But that jury was never told about Kaja Sokola's claim. Prosecutors have said they still were investigating the allegation when Weinstein, a onetime movie tycoon-turned- #MeToo pariah, was convicted in February 2020 of charges based on other women's accusations.
On Wednesday, Sokola began to tell a new jury her story.
Sokola didn't look at Weinstein as she walked past him and onto the witness stand in a Manhattan courtroom where he is again on trial. An appeals court overturned his 2020 rape and sexual assault conviction, sending those charges back for retrial, and prosecutors subsequently added another sexual assault charge based on Sokola's allegations.
As she began testifying about her life before the alleged 2006 assault, Weinstein looked toward her, with his right hand across his mouth.
Weinstein, 73, has pleaded not guilty to all the charges. His lawyers contend that his accusers consented to sexual encounters with him in hopes of getting movie and TV opportunities, and the defence has emphasised that the women stayed in contact with him for a while after the alleged assaults.
The women, meanwhile, say the Oscar-winning producer used the prospect of show business work to prey on them.

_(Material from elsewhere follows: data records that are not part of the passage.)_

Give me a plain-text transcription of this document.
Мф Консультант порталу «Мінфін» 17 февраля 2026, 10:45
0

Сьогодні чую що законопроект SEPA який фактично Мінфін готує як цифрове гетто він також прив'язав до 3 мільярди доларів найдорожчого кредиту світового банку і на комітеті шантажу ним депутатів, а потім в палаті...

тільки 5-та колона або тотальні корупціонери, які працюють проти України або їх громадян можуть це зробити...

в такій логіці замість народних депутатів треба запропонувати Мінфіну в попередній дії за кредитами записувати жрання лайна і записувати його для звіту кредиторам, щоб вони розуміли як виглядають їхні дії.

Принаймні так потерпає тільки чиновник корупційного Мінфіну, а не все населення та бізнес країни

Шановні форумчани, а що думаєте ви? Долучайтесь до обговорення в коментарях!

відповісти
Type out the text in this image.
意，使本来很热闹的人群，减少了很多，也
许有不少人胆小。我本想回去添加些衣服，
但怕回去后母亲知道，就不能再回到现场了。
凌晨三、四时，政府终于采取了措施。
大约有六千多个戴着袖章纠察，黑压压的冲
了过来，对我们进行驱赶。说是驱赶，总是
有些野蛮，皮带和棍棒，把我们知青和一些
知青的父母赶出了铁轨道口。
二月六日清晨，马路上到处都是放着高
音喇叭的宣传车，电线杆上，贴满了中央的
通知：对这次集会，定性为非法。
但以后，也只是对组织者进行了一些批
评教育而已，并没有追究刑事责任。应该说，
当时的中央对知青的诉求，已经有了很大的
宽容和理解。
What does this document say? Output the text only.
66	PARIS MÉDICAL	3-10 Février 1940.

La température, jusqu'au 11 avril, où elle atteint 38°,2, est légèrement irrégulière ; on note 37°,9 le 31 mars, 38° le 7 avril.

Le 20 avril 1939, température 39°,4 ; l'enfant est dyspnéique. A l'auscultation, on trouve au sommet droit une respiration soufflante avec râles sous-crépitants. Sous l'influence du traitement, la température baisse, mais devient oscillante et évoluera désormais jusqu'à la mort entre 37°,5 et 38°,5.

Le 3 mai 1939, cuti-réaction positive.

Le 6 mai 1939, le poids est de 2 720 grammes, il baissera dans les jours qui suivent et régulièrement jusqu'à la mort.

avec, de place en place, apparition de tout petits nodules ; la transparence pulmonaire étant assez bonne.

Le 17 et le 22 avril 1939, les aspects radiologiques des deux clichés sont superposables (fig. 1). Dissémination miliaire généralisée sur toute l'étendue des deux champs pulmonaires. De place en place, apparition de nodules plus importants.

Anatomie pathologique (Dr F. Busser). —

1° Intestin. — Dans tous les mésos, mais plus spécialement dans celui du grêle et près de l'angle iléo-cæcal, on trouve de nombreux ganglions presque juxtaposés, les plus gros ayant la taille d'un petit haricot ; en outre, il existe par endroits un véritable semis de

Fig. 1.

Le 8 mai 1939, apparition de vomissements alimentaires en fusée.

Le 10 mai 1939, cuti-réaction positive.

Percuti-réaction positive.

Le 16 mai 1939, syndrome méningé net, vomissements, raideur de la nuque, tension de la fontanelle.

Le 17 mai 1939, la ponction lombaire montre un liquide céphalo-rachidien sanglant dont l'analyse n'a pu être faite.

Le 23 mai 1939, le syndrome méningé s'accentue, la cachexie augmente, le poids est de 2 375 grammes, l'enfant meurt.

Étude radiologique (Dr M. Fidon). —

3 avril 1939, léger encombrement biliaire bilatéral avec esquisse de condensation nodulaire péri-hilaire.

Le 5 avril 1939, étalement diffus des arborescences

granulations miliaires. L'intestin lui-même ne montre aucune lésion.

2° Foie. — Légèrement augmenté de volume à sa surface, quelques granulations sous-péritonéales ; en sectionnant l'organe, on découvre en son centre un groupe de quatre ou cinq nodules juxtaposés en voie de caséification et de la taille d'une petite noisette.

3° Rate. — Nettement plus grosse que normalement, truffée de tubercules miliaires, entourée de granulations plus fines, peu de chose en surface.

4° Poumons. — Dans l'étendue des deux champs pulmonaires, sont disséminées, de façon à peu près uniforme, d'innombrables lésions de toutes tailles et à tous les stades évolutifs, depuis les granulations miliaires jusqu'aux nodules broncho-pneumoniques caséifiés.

Sokola, who is expected to continue testifying Thursday, hasn't been asked yet about Weinstein. Prosecutors have said she was introduced to him while on that 2002 modelling trip to New York.
In her lawsuits, Sokola said that shortly after she met Weinstein, he invited her to lunch to discuss her career but then sexually assaulted her. The lawsuits alleged he sexually harassed and emotionally abused her for years afterward.
The criminal charge stems from one instance when Sokola maintains that Weinstein forcibly performed oral sex on her in a Manhattan hotel in May 2006.
Prosecutors have said it happened after Weinstein arranged for Sokola to be an extra in the film The Nanny Diaries and met her visiting older sister, whom she was trying to impress.
"She was proud of knowing him," her sister, cardiologist Dr. Ewa Sokola, told jurors Wednesday.
She said the three of them met in a hotel lobby, chatted about Italian movies and the heavyset Weinstein's heart health, and then he and the model left the table together.
Kaja Sokola was tense when she returned about a half-hour later — "like somebody waiting for the result of an exam" or the Oscars — but didn't say anything about the alleged sexual assault, Dr. Sokola told jurors.
She said she was shocked to learn about the claim over a decade later, when she read about it in a magazine article.
Weinstein's lawyers will get a chance to question Kaja Sokola in the coming days. In an opening statement in April, defence lawyer Arthur Aidala questioned why she waited years to come forward.
Prosecutors have argued that accusers were reluctant to speak up because of Weinstein's wealth and influence.